Vote for Edwards easy choice

GOVERNOR, WIFE — Louisiana's Democratic Gov. John Bel Edwards and his wife, Donna Edwards. The governor, with help from Republican legislators, has put the state on the first stable financial course in nearly a decade.

Casting an early vote for Louisiana’s Democratic Gov. John Bel Edwards was a no-brainer. Edwards inherited a state in financial turmoil and he and a Republican-controlled Legislature have stabilized state government.

During my over 50 years of covering the state Legislature, I have witnessed the performance of eight Louisiana governors. I didn’t hesitate to give Mike Foster high marks for his successes, and Edwards has worked well with Republican lawmakers to get the state back on its feet. Republicans Dave Treen and Buddy Roemer were both reformers, but they had to contend with former Gov. Edwin W. Edwards who was always on the sidelines looking for his own opportunities. Treen and Roemer made some decisions that played into EWE’s hands and he defeated them both.

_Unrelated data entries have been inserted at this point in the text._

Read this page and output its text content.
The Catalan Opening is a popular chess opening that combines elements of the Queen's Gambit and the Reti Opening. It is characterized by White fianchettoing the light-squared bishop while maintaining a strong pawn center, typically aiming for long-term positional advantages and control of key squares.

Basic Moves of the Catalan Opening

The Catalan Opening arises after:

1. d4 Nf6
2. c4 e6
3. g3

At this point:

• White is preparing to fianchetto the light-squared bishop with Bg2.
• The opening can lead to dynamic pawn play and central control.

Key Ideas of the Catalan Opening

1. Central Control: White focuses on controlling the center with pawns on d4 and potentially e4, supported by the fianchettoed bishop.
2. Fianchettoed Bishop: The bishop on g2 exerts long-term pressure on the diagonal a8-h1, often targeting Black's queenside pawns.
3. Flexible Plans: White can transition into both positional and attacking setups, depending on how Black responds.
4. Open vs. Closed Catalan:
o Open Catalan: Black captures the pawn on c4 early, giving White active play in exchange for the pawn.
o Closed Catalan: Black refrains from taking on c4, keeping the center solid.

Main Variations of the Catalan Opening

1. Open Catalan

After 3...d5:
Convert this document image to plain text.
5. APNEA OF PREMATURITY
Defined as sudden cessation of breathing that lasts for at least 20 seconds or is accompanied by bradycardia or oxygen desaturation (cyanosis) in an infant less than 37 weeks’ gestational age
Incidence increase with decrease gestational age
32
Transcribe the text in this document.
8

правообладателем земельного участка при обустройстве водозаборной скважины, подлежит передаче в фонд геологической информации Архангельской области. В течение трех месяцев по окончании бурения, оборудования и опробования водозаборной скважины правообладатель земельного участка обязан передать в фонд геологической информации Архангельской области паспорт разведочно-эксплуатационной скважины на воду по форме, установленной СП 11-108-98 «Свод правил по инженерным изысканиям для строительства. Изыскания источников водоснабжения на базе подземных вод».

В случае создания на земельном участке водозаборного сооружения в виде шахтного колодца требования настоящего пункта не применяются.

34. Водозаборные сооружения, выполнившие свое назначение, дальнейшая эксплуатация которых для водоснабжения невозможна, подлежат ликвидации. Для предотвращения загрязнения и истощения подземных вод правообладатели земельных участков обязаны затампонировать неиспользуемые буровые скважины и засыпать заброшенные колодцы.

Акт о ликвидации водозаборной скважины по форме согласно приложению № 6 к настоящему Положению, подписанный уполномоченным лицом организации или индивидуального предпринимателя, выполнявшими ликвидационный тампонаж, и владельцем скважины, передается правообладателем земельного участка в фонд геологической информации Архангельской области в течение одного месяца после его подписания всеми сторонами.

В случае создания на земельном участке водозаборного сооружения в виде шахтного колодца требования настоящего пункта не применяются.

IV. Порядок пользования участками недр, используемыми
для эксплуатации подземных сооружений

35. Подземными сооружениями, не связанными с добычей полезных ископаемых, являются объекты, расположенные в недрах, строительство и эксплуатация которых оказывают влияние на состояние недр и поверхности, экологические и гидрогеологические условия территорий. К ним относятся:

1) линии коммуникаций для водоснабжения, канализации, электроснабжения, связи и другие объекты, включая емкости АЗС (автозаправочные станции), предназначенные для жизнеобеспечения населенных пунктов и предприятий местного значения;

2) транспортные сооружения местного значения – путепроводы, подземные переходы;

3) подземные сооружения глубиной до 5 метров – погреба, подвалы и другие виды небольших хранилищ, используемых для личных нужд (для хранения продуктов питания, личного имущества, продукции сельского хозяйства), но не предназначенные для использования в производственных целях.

Democratic Gov. Kathleen Babineaux Blanco was also an effective chief executive, but Hurricanes Katrina and Rita in 2005 caused her political problems and she didn’t run for re-election. She and Foster made significant gains in higher education and K-12 education that were lost during the eight years Bobby Jindal was governor.

Higher education has always been a major concern of mine because a B.A. degree from McNeese and an M.A. degree from LSU have helped me achieve personal and professional successes that a youngster born in the Depression years never thought possible. Understanding the value of proper health care, for example, has helped my wife and I live into our mid-80s.

With high hopes, I voted for Jindal twice. However, his signing of a notax pledge and his decision to seek the presidency affected his political decisions. State financial support for higher education dropped from 70 to 30 percent during his two terms, and parents and students are now paying 70 percent of the support.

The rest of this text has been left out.